Было, конечно, было еще кое-что в молодых закоулках ее памяти: щемящее, остро будоражащее кровь – нечто невообразимо бесценное, главное, – хранящееся в самых потаенных глубинах души. Эту трепетно оберегаемую драгоценность Берта извлекала из душевных лабиринтов в редчайших случаях, всегда без посторонних глаз, непременно в одиночестве. И хрустальная святыня эта, уж точно, не имела отношения к ржавому, как она считала, металлолому (нередко и вправду скучнейше-ординарного и бесполезного) житейского опыта.

Глава 3. Друзья

Они оставили машину в жиденьком перелеске и шли по усеянной свежим снежком шоссейной обочине – трое приятелей с Большой Ордынки. Несмотря на разность социального статуса, образовавшуюся у их родителей к концу девяностых, парней объединяла детская дворово-школьная дружба. Девятнадцать лет назад они сидели на однотипных пластиковых горшках в трех скромно обставленных квартирах двух соседних домов, не предвкушая грядущего расслоения масс. Жизнь пока не успела раскидать их в недосягаемые стороны, и они упивались раздольем пригородной прогулки, где никто их не слышит, можно смело валять дурака, перекидываться фразами на птичьем языке, периодически гогоча в три крепких молодых горла. На совместную субботнюю поездку подбил их Сергей, которому понадобилось купить на Солнцевском авторынке детали для недавно отданной отцом старенькой «шкоды». Запчасти были куплены, помещены в багажник, однако в замоскворецкие квартиры троица не торопилась.
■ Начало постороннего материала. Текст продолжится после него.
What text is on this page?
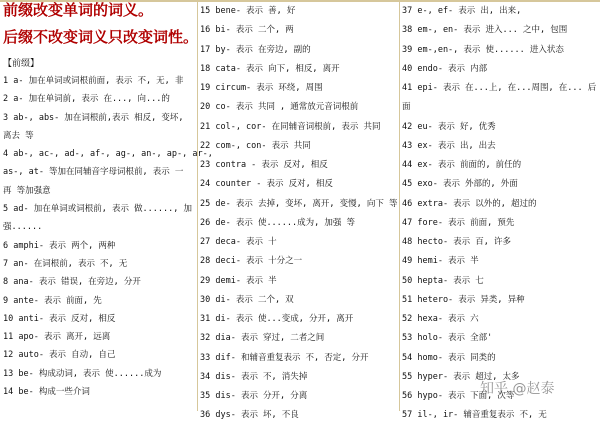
前缀改变单词的词义。
后缀不改变词义只改变词性。
【前缀】
1 a- 加在单词或词根前面, 表示 不, 无, 非
2 a- 加在单词前, 表示 在..., 向...的
3 ab-, abs- 加在词根前,表示 相反, 变坏,
离去 等
4 ab-, ac-, ad-, af-, ag-, an-, ap-, ar-,
as-, at- 等加在同辅音字母词根前, 表示 一
再 等加强意
5 ad- 加在单词或词根前, 表示 做......, 加
强......
6 amphi- 表示 两个, 两种
7 an- 在词根前, 表示 不, 无
8 ana- 表示 错误, 在旁边, 分开
9 ante- 表示 前面, 先
10 anti- 表示 反对, 相反
11 apo- 表示 离开, 远离
12 auto- 表示 自动, 自己
13 be- 构成动词, 表示 使......成为
14 be- 构成一些介词
15 bene- 表示 善, 好
16 bi- 表示 二个, 两
17 by- 表示 在旁边, 副的
18 cata- 表示 向下, 相反, 离开
19 circum- 表示 环绕, 周围
20 co- 表示 共同 , 通常放元音词根前
21 col-, cor- 在同辅音词根前, 表示 共同
22 com-, con- 表示 共同
23 contra - 表示 反对, 相反
24 counter - 表示 反对, 相反
25 de- 表示 去掉, 变坏, 离开, 变慢, 向下 等
26 de- 表示 使......成为, 加强 等
27 deca- 表示 十
28 deci- 表示 十分之一
29 demi- 表示 半
30 di- 表示 二个, 双
31 di- 表示 使...变成, 分开, 离开
32 dia- 表示 穿过, 二者之间
33 dif- 和辅音重复表示 不, 否定, 分开
34 dis- 表示 不, 消失掉
35 dis- 表示 分开, 分离
36 dys- 表示 坏, 不良
37 e-, ef- 表示 出, 出来,
38 em-, en- 表示 进入... 之中, 包围
39 em-,en-, 表示 使...... 进入状态
40 endo- 表示 内部
41 epi- 表示 在...上, 在...周围, 在... 后
面
42 eu- 表示 好, 优秀
43 ex- 表示 出, 出去
44 ex- 表示 前面的, 前任的
45 exo- 表示 外部的, 外面
46 extra- 表示 以外的, 超过的
47 fore- 表示 前面, 预先
48 hecto- 表示 百, 许多
49 hemi- 表示 半
50 hepta- 表示 七
51 hetero- 表示 异类, 异种
52 hexa- 表示 六
53 holo- 表示 全部'
54 homo- 表示 同类的
55 hyper- 表示 超过, 太多
56 hypo- 表示 下面, 次等
57 il-, ir- 辅音重复表示 不, 无
知乎 @赵泰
– Так ты ее трахнул? – интересовался у Сергея длинный и худой, словно жердь, светловолосый Алексей, забегая вперед, пытаясь заглянуть тому в лицо.
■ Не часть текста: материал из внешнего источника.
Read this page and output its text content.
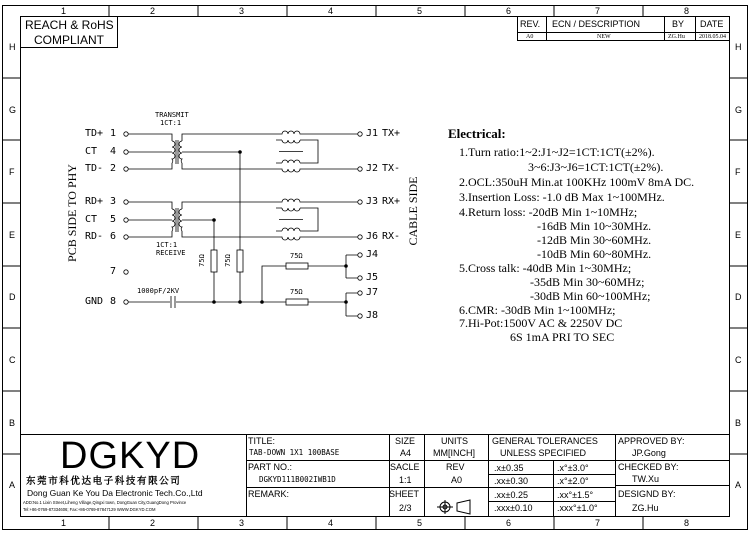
1	2	3	4	5	6	7	8
1	2	3	4	5	6	7	8
H
G
F
E
D
C
B
A
H
G
F
E
D
C
B
A
REACH & RoHS
COMPLIANT
REV. ECN / DESCRIPTION	BY DATE
A0	NEW	ZG.Hu 2018.05.04
TRANSMIT
1CT:1
1CT:1
RECEIVE
PCB SIDE TO PHY	CABLE SIDE
TD+ 1
CT 4
TD- 2
RD+ 3
CT 5
RD- 6
7
GND 8
J1 TX+
J2 TX-
J3 RX+
J6 RX-
J4
J5
J7
J8
75Ω	75Ω	75Ω
75Ω
1000pF/2KV
Electrical:
1.Turn ratio:1~2:J1~J2=1CT:1CT(±2%).
3~6:J3~J6=1CT:1CT(±2%).
2.OCL:350uH Min.at 100KHz 100mV 8mA DC.
3.Insertion Loss: -1.0 dB Max 1~100MHz.
4.Return loss: -20dB Min 1~10MHz;
-16dB Min 10~30MHz.
-12dB Min 30~60MHz.
-10dB Min 60~80MHz.
5.Cross talk: -40dB Min 1~30MHz;
-35dB Min 30~60MHz;
-30dB Min 60~100MHz;
6.CMR: -30dB Min 1~100MHz;
7.Hi-Pot:1500V AC & 2250V DC
6S 1mA PRI TO SEC
DGKYD
东莞市科优达电子科技有限公司
Dong Guan Ke You Da Electronic Tech.Co.,Ltd
ADD:No.1 Lixin Street,Liheng Village,Qingxi town, DongGuan City,GuangDong Province
Tel:+86-0769-87334606; Fax:+86-0769-87847129 WWW.DGKYD.COM
TITLE:
TAB-DOWN 1X1 100BASE
PART NO.:
DGKYD111B002IWB1D
REMARK:
SIZE
A4
UNITS
MM[INCH]
SACLE
1:1
REV
A0
SHEET
2/3
GENERAL TOLERANCES
UNLESS SPECIFIED
.x±0.35	.x°±3.0°
.xx±0.30	.x°±2.0°
.xx±0.25	.xx°±1.5°
.xxx±0.10	.xxx°±1.0°
APPROVED BY:
JP.Gong
CHECKED BY:
TW.Xu
DESIGND BY:
ZG.Hu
– Сайгаком не скачи, – отмахивался от него чернобровый, с дерзким прищуром карих глаз, атлетического телосложения Сергей.

– За сайгака ответишь! От вопроса не уходи, в глаза мне смотри! – требовал Алексей, по-шутовски, задом наперед, подпрыгивая перед Сергеем.
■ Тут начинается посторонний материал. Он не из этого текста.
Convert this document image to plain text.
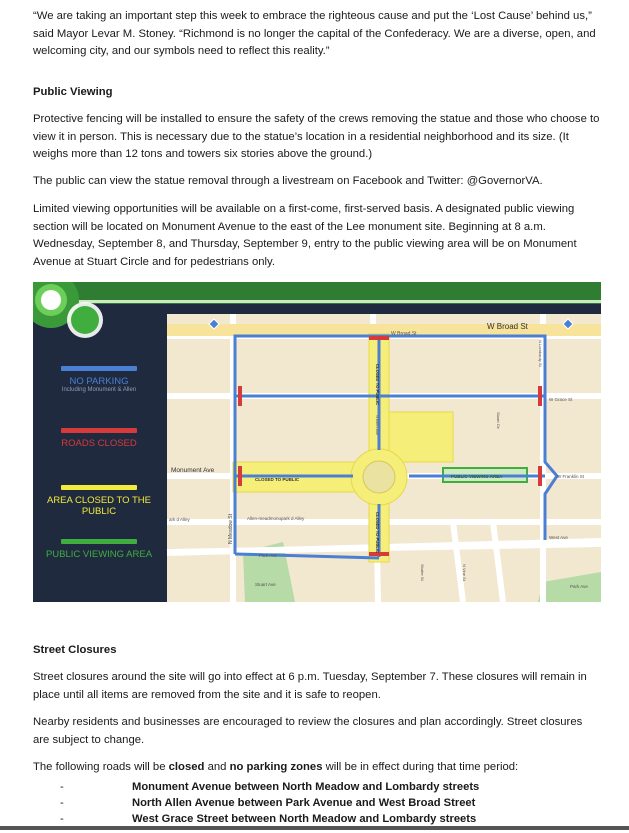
“We are taking an important step this week to embrace the righteous cause and put the ‘Lost Cause’ behind us,” said Mayor Levar M. Stoney. “Richmond is no longer the capital of the Confederacy. We are a diverse, open, and welcoming city, and our symbols need to reflect this reality.”

Public Viewing

Protective fencing will be installed to ensure the safety of the crews removing the statue and those who choose to view it in person. This is necessary due to the statue’s location in a residential neighborhood and its size. (It weighs more than 12 tons and towers six stories above the ground.)

The public can view the statue removal through a livestream on Facebook and Twitter: @GovernorVA.

Limited viewing opportunities will be available on a first-come, first-served basis. A designated public viewing section will be located on Monument Avenue to the east of the Lee monument site. Beginning at 8 a.m. Wednesday, September 8, and Thursday, September 9, entry to the public viewing area will be on Monument Avenue at Stuart Circle and for pedestrians only.

W Broad St
W Broad St
Monument Ave
W Grace St
W Franklin St
West Ave
Park Ave
Park Ave
Stuart Ave
ark d Alley	Allen-meadmonupark d Alley
N Meadow St
N Allen Ave
N Lombardy St
N Vine St
Shafer St
Stuart Cir
CLOSED TO PUBLIC
CLOSED TO PUBLIC
CLOSED TO PUBLIC
PUBLIC VIEWING AREA
NO PARKING
Including Monument & Allen
ROADS CLOSED
AREA CLOSED TO THE PUBLIC
PUBLIC VIEWING AREA

Street Closures

Street closures around the site will go into effect at 6 p.m. Tuesday, September 7. These closures will remain in place until all items are removed from the site and it is safe to reopen.

Nearby residents and businesses are encouraged to review the closures and plan accordingly. Street closures are subject to change.

The following roads will be closed and no parking zones will be in effect during that time period:

-	Monument Avenue between North Meadow and Lombardy streets
-	North Allen Avenue between Park Avenue and West Broad Street
-	West Grace Street between North Meadow and Lombardy streets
– Ну почти… Ее предки нарисовались раньше времени.

– Нельзя трахнуть наполовину, десант!

Тут Сергей, замедлив шаг, загадочно произнес:

– По мелочам не копай, посерьезней есть тема.

– Ну и?

– Вчера «лексуху» аварийкой притащили. Хозяйка лет сорока, не совсем увядшая, в лице вроде без ботокса. Курточка из соболя, на руке «Ролекс». Сейчас посмотрим, говорю, что у вас там с коробкой, а сам ненавязчиво поигрываю бицепсами под комбинезоном. Продиагностировал – точно, фрикционные диски полетели. Масло, спрашиваю, последний раз меняли когда? Говорит, не помню, что, все так серьезно? Делаю суровое лицо, отвечаю: «Естессственно». А она: «Понима-а-аете, раньше муж этим занимался, а я езжу и езжу два с половиной года. Вообще-то я продавать собиралась».

– Как ты их отличаешь? – Алексей, угомонившись, шагал теперь вровень с Сергеем.

– Кого?

– Меха эти.

– Отличать соболь от норки входит в базовую профподготовку. У соболя шерсть длиннее. Короче, говорю ей: «При наличии запчастей дня три». Она приблизилась вплотную и шепчет: «Молодой человек, давайте организуем наличие», – такой взгляд кинула, у-у-у. Телефон мой персональный попросила, не сервиса. Похоже, всесторонне меня заценила.